You can use gregexp
with ^>.*|.{1,2}
to match either anything starting with >
or split by length 2 and use regmatches
to extract the matches.
unlist(regmatches(df$V1, gregexpr("^>.*|.{1,2}", df$V1)))
# [1] ">A1_[Er]" "aa" "aa" "bb" "bc" "cc"
# [7] "c" ">B2_[Br]" "dd" "dd" "ee" "ee"
#[13] "ef" "f" ">C3_[Gh]" "gg" "gg" "gg"
#[19] "gh" "hh" "hh" "ii" "ii" "ij"
#[25] "jj" "jj" "j"
Or use strsplit
with (?<=..)
to split a string into a fixed number of characters and use [<-
(or replace
) to insert the strings starting with >
.
i <- which(startsWith(df$V1, ">"))
unlist(`[<-`(strsplit(`[<-`(df$V1, i, ""), "(?<=..)", perl=TRUE), i, df$V1[i]))
# [1] ">A1_[Er]" "aa" "aa" "bb" "bc" "cc"
# [7] "c" ">B2_[Br]" "dd" "dd" "ee" "ee"
#[13] "ef" "f" ">C3_[Gh]" "gg" "gg" "gg"
#[19] "gh" "hh" "hh" "ii" "ii" "ij"
#[25] "jj" "jj" "j"
Or using lapply
.
unlist(lapply(df$V1, \(x)
if(startsWith(x, ">")) x else strsplit(x, "(?<=..)", perl=TRUE)))
# [1] ">A1_[Er]" "aa" "aa" "bb" "bc" "cc"
# [7] "c" ">B2_[Br]" "dd" "dd" "ee" "ee"
#[13] "ef" "f" ">C3_[Gh]" "gg" "gg" "gg"
#[19] "gh" "hh" "hh" "ii" "ii" "ij"
#[25] "jj" "jj" "j"
Splitting on [a-z]
.
unlist(strsplit(df$V1, "(?<=[a-z]{2})", perl=TRUE))
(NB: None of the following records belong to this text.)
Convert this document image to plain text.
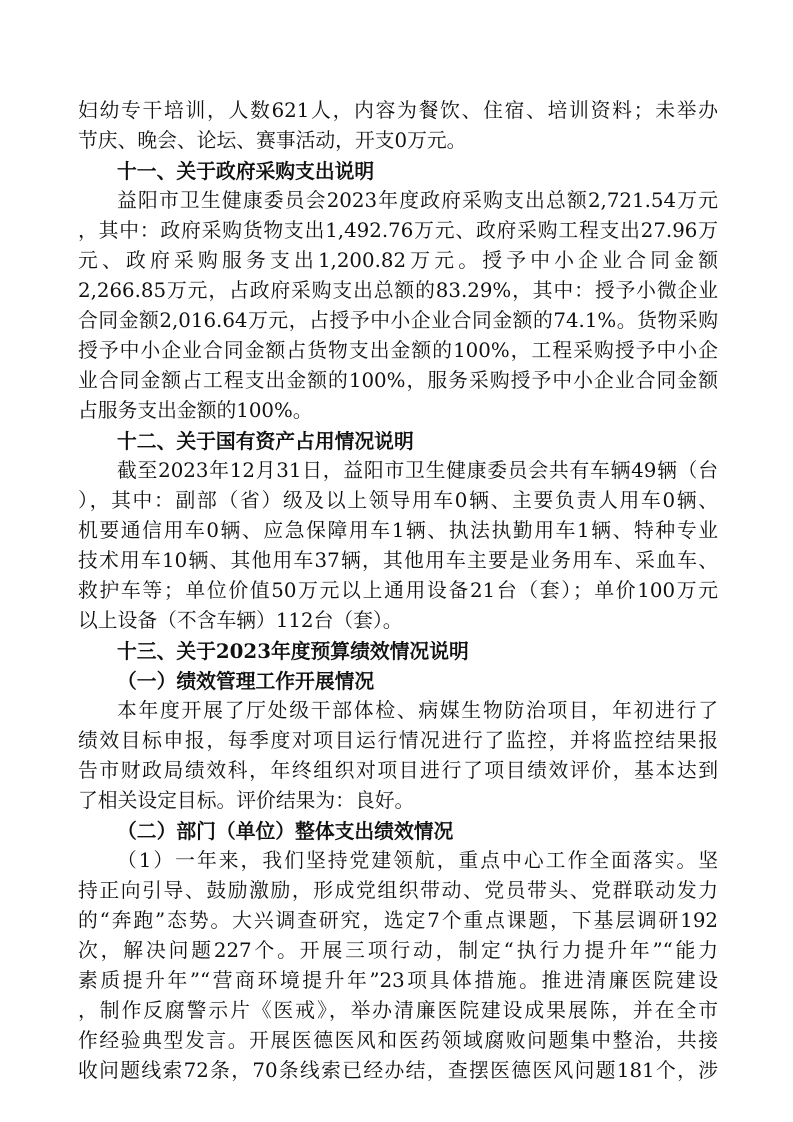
妇幼专干培训，人数621人，内容为餐饮、住宿、培训资料；未举办
节庆、晚会、论坛、赛事活动，开支0万元。
十一、关于政府采购支出说明
益阳市卫生健康委员会2023年度政府采购支出总额2,721.54万元
，其中：政府采购货物支出1,492.76万元、政府采购工程支出27.96万
元、政府采购服务支出1,200.82万元。授予中小企业合同金额
2,266.85万元，占政府采购支出总额的83.29%，其中：授予小微企业
合同金额2,016.64万元，占授予中小企业合同金额的74.1%。货物采购
授予中小企业合同金额占货物支出金额的100%，工程采购授予中小企
业合同金额占工程支出金额的100%，服务采购授予中小企业合同金额
占服务支出金额的100%。
十二、关于国有资产占用情况说明
截至2023年12月31日，益阳市卫生健康委员会共有车辆49辆（台
），其中：副部（省）级及以上领导用车0辆、主要负责人用车0辆、
机要通信用车0辆、应急保障用车1辆、执法执勤用车1辆、特种专业
技术用车10辆、其他用车37辆，其他用车主要是业务用车、采血车、
救护车等；单位价值50万元以上通用设备21台（套）；单价100万元
以上设备（不含车辆）112台（套）。
十三、关于2023年度预算绩效情况说明
（一）绩效管理工作开展情况
本年度开展了厅处级干部体检、病媒生物防治项目，年初进行了
绩效目标申报，每季度对项目运行情况进行了监控，并将监控结果报
告市财政局绩效科，年终组织对项目进行了项目绩效评价，基本达到
了相关设定目标。评价结果为：良好。
（二）部门（单位）整体支出绩效情况
（1）一年来，我们坚持党建领航，重点中心工作全面落实。坚
持正向引导、鼓励激励，形成党组织带动、党员带头、党群联动发力
的“奔跑”态势。大兴调查研究，选定7个重点课题，下基层调研192
次，解决问题227个。开展三项行动，制定“执行力提升年”“能力
素质提升年”“营商环境提升年”23项具体措施。推进清廉医院建设
，制作反腐警示片《医戒》，举办清廉医院建设成果展陈，并在全市
作经验典型发言。开展医德医风和医药领域腐败问题集中整治，共接
收问题线索72条，70条线索已经办结，查摆医德医风问题181个，涉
# [1] ">A1_[Er]" "aa" "aa" "bb" "bc" "cc"
# [7] "c" ">B2_[Br]" "dd" "dd" "ee" "ee"
#[13] "ef" "f" ">C3_[Gh]" "gg" "gg" "gg"
#[19] "gh" "hh" "hh" "ii" "ii" "ij"
#[25] "jj" "jj" "j"
Benchmark
library(dplyr) #For akrun and Chris Ruehlemann
library(tidyr)
library(stringr)
bench::mark(
gregexpr = unlist(regmatches(df$V1, gregexpr("^>.*|.{1,2}", df$V1))),
strsplit = {i <- which(startsWith(df$V1, ">"))
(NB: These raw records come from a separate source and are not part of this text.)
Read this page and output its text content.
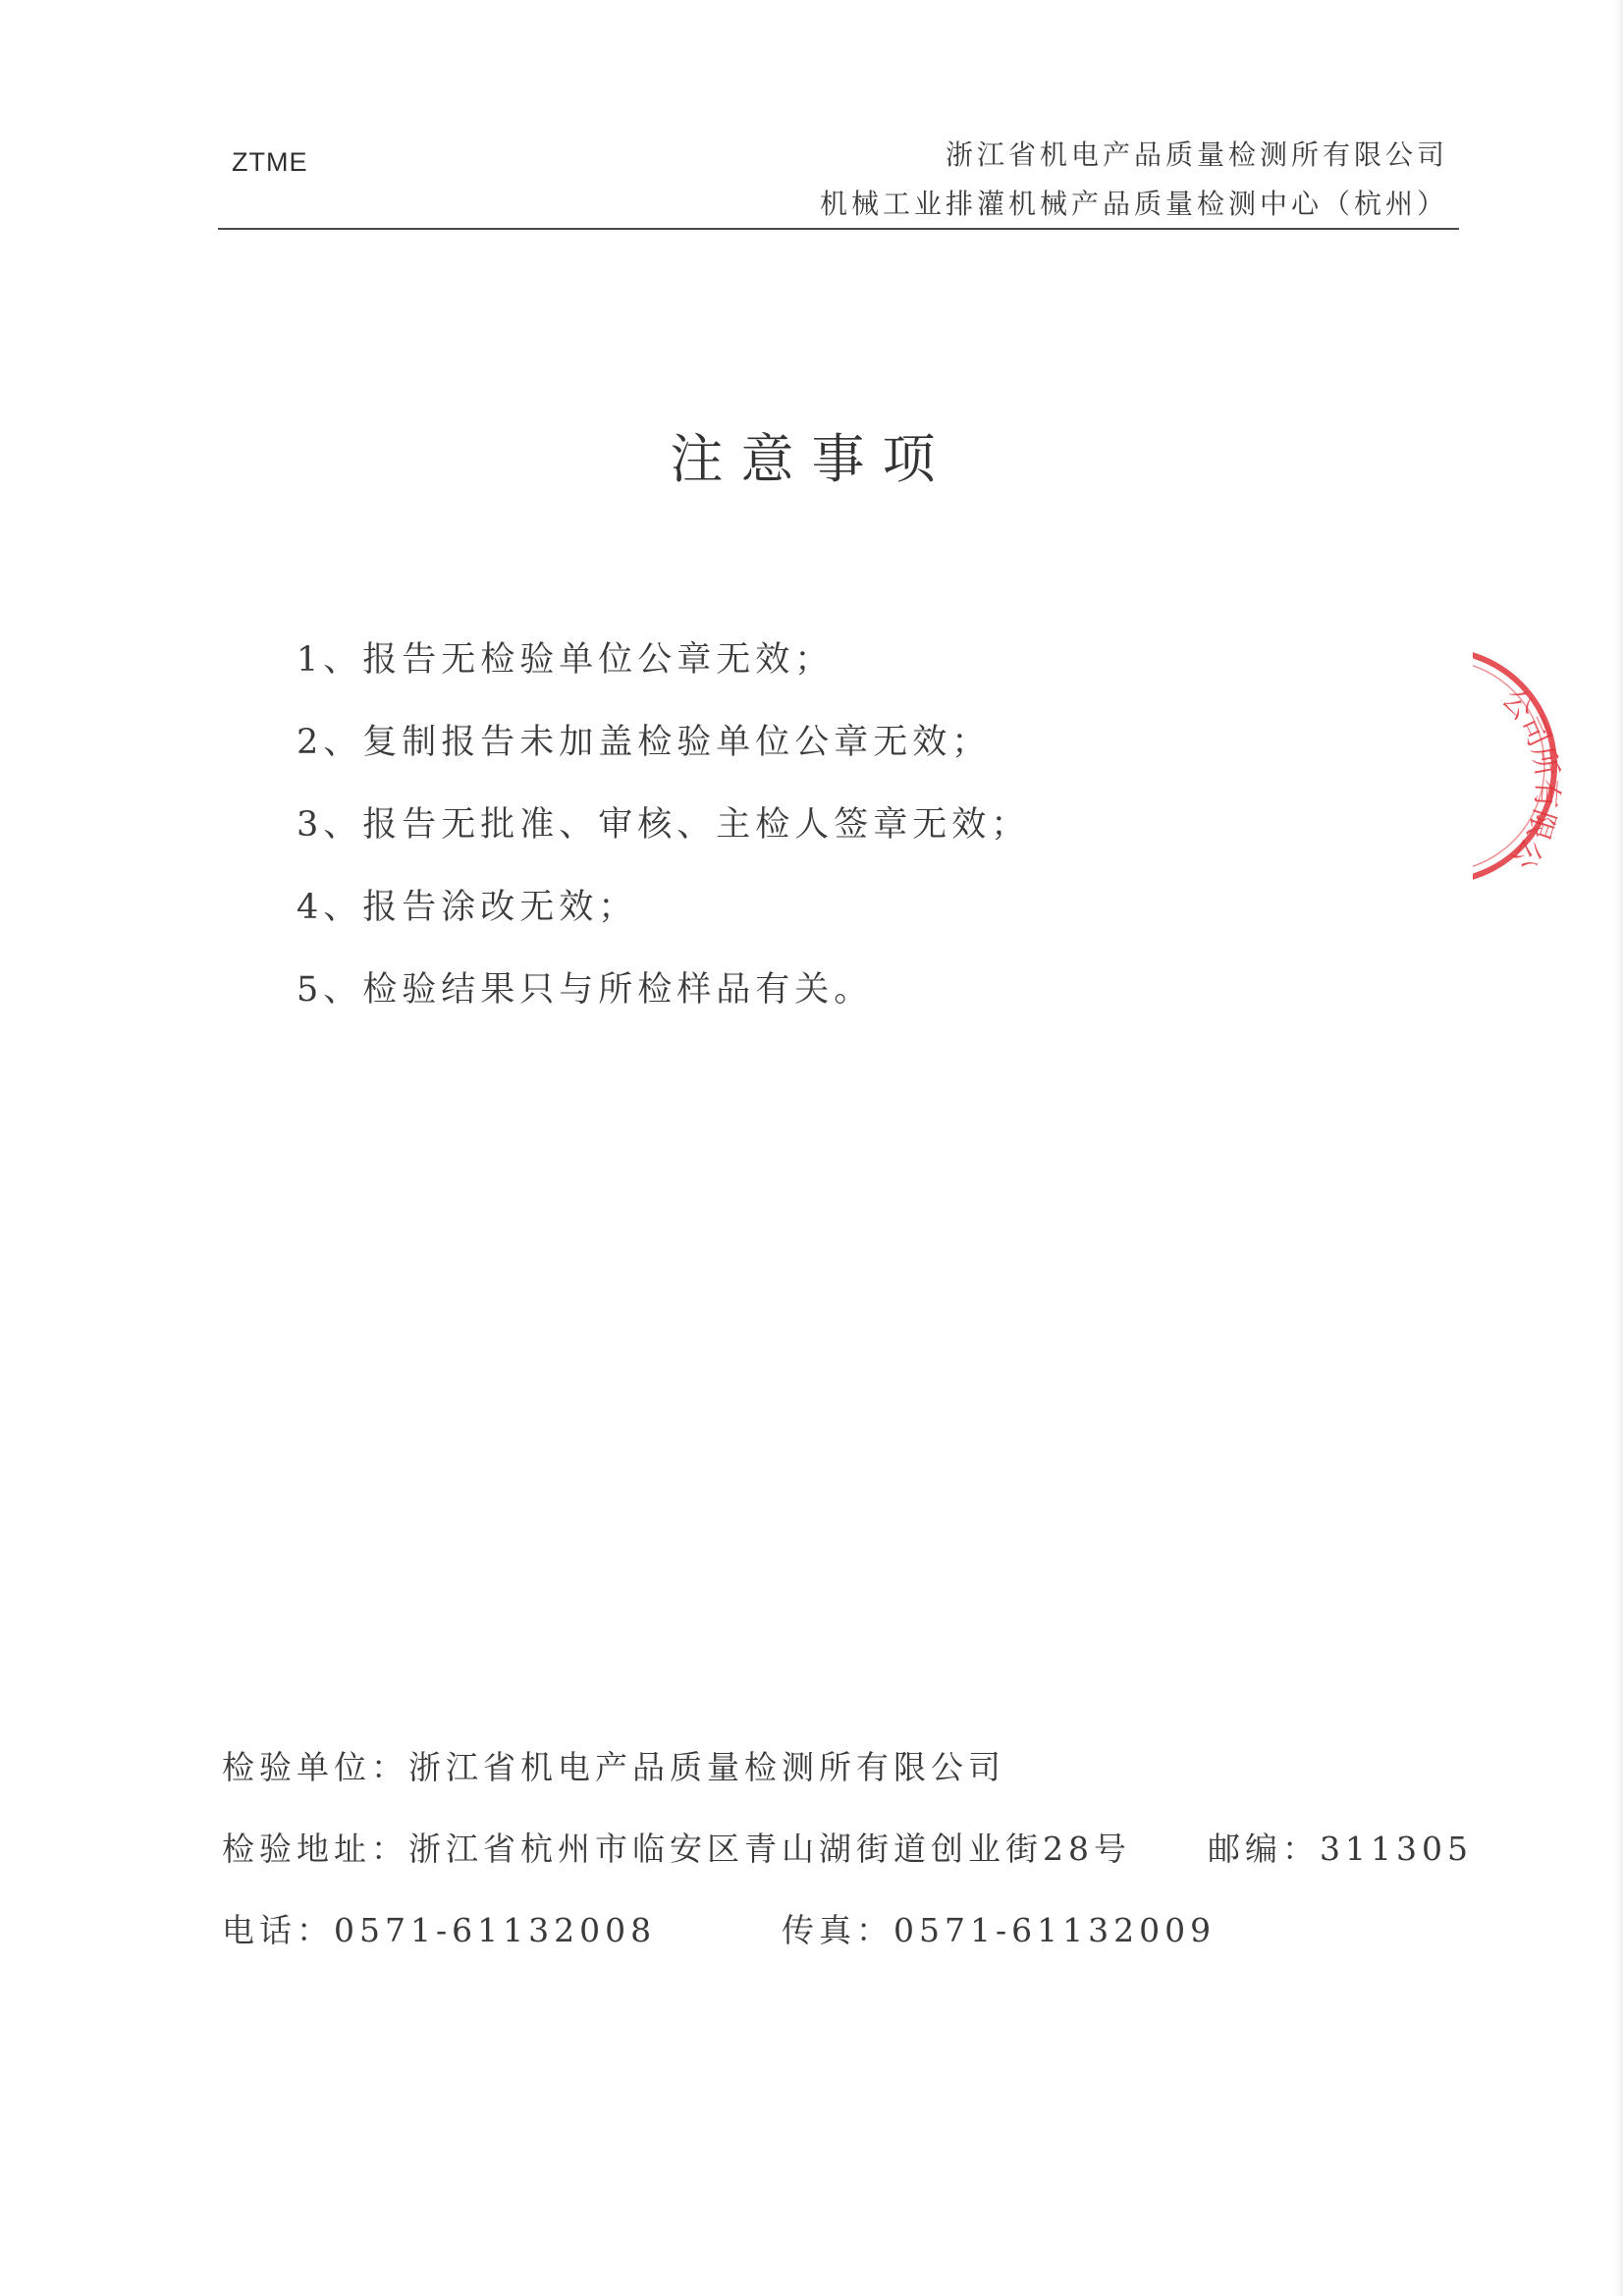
ZTME	浙江省机电产品质量检测所有限公司
机械工业排灌机械产品质量检测中心（杭州）
注意事项
1、报告无检验单位公章无效；
2、复制报告未加盖检验单位公章无效；
3、报告无批准、审核、主检人签章无效；
4、报告涂改无效；
5、检验结果只与所检样品有关。
检验单位：浙江省机电产品质量检测所有限公司
检验地址：浙江省杭州市临安区青山湖街道创业街28号 邮编：311305
电话：0571-61132008	传真：0571-61132009
公司所有限公
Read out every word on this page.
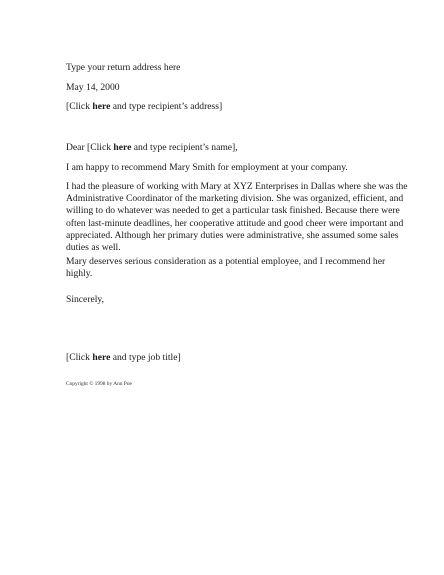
Type your return address here

May 14, 2000

[Click here and type recipient’s address]

Dear [Click here and type recipient’s name],

I am happy to recommend Mary Smith for employment at your company.

I had the pleasure of working with Mary at XYZ Enterprises in Dallas where she was the
Administrative Coordinator of the marketing division. She was organized, efficient, and
willing to do whatever was needed to get a particular task finished. Because there were
often last-minute deadlines, her cooperative attitude and good cheer were important and
appreciated. Although her primary duties were administrative, she assumed some sales
duties as well.

Mary deserves serious consideration as a potential employee, and I recommend her
highly.

Sincerely,

[Click here and type job title]

Copyright © 1998 by Ann Poe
unlist(`[<-`(strsplit(`[<-`(df$V1, i, ""), "(?<=..)", perl=TRUE), i, df$V1[i]))},
lapply = {unlist(lapply(df$V1, \(x)
if(startsWith(x, ">")) x else strsplit(x, "(?<=..)", perl=TRUE)))},
strsplitAZ = unlist(strsplit(df$V1, "(?<=[a-z]{2})", perl=TRUE)), #Splitting [a-z] instead of excluding
ThomasIsCoding = {with(df, unlist( lapply(V1, function(x) {
if (startsWith(x, ">")) {x
} else { regmatches(x, gregexpr("\\w{1,2}", x)) } }))) },
"Chris Ruehlemann" = {df %>% #Splitting [a-z] instead of excluding starting with >
mutate(V1 = ifelse(str_detect(V1, "[a-z]{2,}"),
str_extract_all(V1, "..?"),
V1)) %>%
unnest_longer(V1) %>% .$V1},
akrun = {df %>% #Splitting [a-z] instead of excluding starting with >
mutate(V1 = str_replace_all(V1, "([a-z]{2})", "\\1,")) %>%
separate_longer_delim(V1, delim = ",") %>% .$V1}
)
Result
expression min median `itr/sec` mem_alloc `gc/sec` n_itr n_gc
<bch:expr> <bch:tm> <bch:tm> <dbl> <bch:byt> <dbl> <int> <dbl>
1 gregexpr 42.38µs 46.06µs 20692. 149.8KB 32.5 9546 15
2 strsplit 12.34µs 13.81µs 71254. 264B 14.3 9998 2
3 lapply 20.39µs 21.83µs 45172. 19KB 13.6 9997 3
4 strsplitAZ 10.16µs 10.86µs 91203. 264B 9.12 9999 1
5 ThomasIsCoding 85.22µs 91.28µs 10651. 29.8KB 21.3 5004 10
6 Chris Ruehlemann 3.16ms 3.22ms 308. 3.6MB 19.9 139 9
7 akrun 2.58ms 2.62ms 378. 254.1KB 19.8 172 9
In this case using strsplit
splitting on [a-z] is the fastest followed by strsplit
excluding thise starting with >
. Both use lowest amount of memory of compared methods.